The guidelines recommend nurses and GPs should check the medical records of patients aged 40–75 to identify those likely to have a cardiovascular event in the next 10 years.

High-risk patients should be offered a formal risk assessment and advice on managing modifiable risk factors such as smoking, hypertension and raised cholesterol. Adults considered to have a 20% or greater 10-year risk of developing CVD – based on Framingham risk scores – should be offered drug therapy with generic simvastatin 40mg.

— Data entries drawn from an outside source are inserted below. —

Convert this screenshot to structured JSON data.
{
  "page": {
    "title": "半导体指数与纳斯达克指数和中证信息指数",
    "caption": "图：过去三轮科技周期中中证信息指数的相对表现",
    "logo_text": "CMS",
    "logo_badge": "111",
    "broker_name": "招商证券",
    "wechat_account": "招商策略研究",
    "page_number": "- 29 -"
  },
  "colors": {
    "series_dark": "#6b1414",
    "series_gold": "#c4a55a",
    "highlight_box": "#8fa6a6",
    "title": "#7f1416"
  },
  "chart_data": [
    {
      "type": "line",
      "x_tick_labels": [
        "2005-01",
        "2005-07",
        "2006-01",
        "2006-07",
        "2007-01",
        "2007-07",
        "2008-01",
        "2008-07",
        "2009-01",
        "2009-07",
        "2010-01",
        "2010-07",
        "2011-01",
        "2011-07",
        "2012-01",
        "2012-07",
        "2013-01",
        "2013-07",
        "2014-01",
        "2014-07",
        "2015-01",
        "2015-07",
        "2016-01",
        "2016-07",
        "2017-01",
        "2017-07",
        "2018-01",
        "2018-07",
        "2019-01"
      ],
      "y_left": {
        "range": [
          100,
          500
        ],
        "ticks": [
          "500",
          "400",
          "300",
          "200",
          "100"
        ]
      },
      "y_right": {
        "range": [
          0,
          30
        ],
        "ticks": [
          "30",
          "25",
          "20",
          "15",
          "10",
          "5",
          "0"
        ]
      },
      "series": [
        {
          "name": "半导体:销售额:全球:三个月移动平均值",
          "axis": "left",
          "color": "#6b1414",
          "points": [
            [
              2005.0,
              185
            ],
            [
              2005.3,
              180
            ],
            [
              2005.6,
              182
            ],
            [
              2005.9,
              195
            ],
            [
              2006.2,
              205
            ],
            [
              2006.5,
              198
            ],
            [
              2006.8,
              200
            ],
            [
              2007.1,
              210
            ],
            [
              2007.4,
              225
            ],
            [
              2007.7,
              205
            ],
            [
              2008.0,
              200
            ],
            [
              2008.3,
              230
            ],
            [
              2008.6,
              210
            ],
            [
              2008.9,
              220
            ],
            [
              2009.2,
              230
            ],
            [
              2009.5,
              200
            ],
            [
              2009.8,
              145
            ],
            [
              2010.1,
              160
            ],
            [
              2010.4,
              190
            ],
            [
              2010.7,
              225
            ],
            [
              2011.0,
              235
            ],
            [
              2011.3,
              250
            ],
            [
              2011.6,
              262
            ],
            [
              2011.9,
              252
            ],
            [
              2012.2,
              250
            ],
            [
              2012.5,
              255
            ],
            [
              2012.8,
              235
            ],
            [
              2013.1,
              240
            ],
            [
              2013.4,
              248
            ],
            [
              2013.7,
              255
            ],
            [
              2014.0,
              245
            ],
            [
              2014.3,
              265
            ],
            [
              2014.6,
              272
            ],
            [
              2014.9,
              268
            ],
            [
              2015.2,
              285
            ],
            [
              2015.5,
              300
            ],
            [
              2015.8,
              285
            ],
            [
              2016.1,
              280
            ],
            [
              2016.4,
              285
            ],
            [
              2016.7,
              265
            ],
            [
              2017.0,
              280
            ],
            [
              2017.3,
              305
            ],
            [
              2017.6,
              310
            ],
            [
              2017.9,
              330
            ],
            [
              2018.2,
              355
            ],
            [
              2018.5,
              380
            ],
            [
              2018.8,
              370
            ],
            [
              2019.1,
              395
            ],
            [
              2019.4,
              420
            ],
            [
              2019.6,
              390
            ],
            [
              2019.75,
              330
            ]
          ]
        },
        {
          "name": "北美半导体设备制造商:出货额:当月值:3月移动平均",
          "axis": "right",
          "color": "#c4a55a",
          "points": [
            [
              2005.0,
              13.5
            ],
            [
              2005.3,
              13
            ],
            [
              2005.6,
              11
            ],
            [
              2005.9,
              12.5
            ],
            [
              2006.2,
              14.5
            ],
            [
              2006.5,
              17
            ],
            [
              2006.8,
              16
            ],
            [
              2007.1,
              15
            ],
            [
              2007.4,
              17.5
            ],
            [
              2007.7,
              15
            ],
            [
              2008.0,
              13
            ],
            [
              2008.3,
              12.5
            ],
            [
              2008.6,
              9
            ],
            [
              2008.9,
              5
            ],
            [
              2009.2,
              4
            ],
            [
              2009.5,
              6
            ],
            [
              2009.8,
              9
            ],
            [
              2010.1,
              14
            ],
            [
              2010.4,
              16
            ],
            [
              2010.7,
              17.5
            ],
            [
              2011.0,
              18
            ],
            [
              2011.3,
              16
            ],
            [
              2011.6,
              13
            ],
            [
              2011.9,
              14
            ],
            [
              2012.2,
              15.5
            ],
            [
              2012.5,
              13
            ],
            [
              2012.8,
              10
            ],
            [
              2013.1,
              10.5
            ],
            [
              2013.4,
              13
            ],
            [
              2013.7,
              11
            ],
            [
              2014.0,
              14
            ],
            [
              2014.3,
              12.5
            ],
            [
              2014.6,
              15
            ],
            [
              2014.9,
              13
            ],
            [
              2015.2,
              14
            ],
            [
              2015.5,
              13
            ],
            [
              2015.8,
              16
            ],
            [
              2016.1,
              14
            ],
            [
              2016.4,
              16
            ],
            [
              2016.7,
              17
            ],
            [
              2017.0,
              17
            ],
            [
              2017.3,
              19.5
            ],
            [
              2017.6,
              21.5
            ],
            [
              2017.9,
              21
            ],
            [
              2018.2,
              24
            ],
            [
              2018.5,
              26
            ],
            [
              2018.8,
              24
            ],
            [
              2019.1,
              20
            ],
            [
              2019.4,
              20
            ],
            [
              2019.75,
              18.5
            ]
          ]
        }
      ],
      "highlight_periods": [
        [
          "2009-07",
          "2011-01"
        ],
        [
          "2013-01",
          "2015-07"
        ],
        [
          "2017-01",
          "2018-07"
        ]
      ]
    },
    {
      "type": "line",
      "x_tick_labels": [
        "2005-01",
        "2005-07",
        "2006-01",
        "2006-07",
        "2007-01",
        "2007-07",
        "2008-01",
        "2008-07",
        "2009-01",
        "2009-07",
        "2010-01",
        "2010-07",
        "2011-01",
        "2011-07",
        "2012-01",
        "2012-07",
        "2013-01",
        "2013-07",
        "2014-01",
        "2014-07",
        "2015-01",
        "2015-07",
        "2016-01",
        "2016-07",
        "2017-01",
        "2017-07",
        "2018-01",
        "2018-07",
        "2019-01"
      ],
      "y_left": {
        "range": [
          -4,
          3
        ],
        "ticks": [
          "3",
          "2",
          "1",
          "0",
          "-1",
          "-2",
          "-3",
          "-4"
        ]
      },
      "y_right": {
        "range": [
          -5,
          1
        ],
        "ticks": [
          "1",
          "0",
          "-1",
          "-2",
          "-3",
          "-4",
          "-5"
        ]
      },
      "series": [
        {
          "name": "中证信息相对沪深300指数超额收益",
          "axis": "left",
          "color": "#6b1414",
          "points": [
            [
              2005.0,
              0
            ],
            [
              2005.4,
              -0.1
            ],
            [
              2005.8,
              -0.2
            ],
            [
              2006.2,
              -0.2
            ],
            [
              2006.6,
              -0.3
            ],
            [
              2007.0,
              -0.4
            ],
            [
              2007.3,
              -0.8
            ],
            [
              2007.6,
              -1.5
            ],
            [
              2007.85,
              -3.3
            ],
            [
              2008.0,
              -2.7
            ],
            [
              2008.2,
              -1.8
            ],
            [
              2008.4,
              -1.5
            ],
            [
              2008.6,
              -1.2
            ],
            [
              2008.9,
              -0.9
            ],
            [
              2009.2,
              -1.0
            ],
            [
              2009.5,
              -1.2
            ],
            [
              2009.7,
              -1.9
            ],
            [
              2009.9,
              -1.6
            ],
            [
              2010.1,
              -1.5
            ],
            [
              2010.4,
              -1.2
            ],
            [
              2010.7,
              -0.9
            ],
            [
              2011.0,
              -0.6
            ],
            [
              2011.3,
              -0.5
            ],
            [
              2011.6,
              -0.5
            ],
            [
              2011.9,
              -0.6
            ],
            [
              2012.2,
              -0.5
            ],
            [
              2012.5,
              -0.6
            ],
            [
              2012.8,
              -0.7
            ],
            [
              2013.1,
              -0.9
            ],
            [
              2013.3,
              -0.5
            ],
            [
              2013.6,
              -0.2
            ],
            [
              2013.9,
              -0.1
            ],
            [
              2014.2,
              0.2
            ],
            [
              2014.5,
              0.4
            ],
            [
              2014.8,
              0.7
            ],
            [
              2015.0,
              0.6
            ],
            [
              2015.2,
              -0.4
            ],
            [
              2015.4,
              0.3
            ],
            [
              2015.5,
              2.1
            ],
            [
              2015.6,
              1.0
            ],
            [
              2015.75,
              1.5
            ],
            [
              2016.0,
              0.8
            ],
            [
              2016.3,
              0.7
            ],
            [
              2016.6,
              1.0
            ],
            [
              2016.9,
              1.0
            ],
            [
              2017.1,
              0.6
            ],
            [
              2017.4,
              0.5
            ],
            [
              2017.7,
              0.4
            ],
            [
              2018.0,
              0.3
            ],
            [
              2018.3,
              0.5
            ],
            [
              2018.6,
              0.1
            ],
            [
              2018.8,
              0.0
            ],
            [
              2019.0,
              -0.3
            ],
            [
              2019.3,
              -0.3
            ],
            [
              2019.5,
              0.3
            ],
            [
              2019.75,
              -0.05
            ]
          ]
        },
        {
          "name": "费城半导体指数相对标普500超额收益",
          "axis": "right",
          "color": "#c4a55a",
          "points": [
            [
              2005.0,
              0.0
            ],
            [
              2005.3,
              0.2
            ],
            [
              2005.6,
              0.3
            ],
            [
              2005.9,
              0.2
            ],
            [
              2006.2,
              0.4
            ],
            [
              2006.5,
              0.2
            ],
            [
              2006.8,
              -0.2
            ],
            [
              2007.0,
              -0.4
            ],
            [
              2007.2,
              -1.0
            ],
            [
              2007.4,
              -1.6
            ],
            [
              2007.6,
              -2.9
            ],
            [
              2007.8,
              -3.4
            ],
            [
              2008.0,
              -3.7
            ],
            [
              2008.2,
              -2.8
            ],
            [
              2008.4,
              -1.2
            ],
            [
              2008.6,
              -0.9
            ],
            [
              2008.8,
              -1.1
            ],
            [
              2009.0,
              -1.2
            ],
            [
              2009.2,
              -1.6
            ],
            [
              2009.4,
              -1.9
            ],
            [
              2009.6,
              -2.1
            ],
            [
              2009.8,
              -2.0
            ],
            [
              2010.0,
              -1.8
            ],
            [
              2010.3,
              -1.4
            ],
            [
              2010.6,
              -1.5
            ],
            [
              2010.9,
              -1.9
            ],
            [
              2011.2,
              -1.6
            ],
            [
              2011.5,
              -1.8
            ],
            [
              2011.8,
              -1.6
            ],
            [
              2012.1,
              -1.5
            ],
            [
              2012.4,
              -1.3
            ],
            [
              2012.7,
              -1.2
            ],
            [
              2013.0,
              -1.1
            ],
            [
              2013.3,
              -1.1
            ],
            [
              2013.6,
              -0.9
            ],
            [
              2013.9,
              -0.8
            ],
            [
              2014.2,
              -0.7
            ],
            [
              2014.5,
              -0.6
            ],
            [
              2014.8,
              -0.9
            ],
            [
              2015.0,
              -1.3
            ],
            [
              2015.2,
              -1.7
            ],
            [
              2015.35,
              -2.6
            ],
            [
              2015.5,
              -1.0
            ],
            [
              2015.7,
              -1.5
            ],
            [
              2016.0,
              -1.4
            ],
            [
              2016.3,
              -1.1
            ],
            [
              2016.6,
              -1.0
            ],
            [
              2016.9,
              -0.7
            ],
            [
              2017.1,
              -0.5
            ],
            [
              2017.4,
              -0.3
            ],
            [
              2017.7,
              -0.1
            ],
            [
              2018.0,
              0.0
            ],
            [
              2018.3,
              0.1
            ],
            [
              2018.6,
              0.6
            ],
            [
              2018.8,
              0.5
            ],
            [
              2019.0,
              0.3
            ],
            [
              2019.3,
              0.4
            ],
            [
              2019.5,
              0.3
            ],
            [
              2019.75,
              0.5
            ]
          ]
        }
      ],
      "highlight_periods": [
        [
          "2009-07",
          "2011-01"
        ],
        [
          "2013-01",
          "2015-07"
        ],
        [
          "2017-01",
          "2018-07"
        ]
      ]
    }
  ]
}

The institute said CVD ‘systematic identification’ of high-risk patients would prevent 15,000 cardiovascular events in England and Wales every year.

Guideline development group member Maureen Hogg, coronary heart disease lead nurse for Lanarkshire NHS Trust, said: ‘Much of this work is already carried out by nurses but the guideline provides a systematic rather than opportunistic approach to the care and treatment of people at increased risk of CVD.’

Jan Proctor-King, cardiovascular tutor at the primary care training centre in Bradford, and Primary Care Cardiovascular Society board member, said: ‘Prevention of CVD is a fundamental role of primary care nursing and I urge practice nurses to participate in any opportunities that arise in cardiovascular assessment.’

The guidelines come a few months after the government announced plans for a vascular screening programme for 40 to 74-year-olds, due to start next year (NT News, 8 April, p4).

Californian research published last week revealed nearly half of patients with history of CVD have poor knowledge about their symptoms and risk levels.

In a survey of 3,522 patients with history of CVD, 44% were judged to have low knowledge levels and 43% inappropriately assessed their risk as less than or the same as others their age.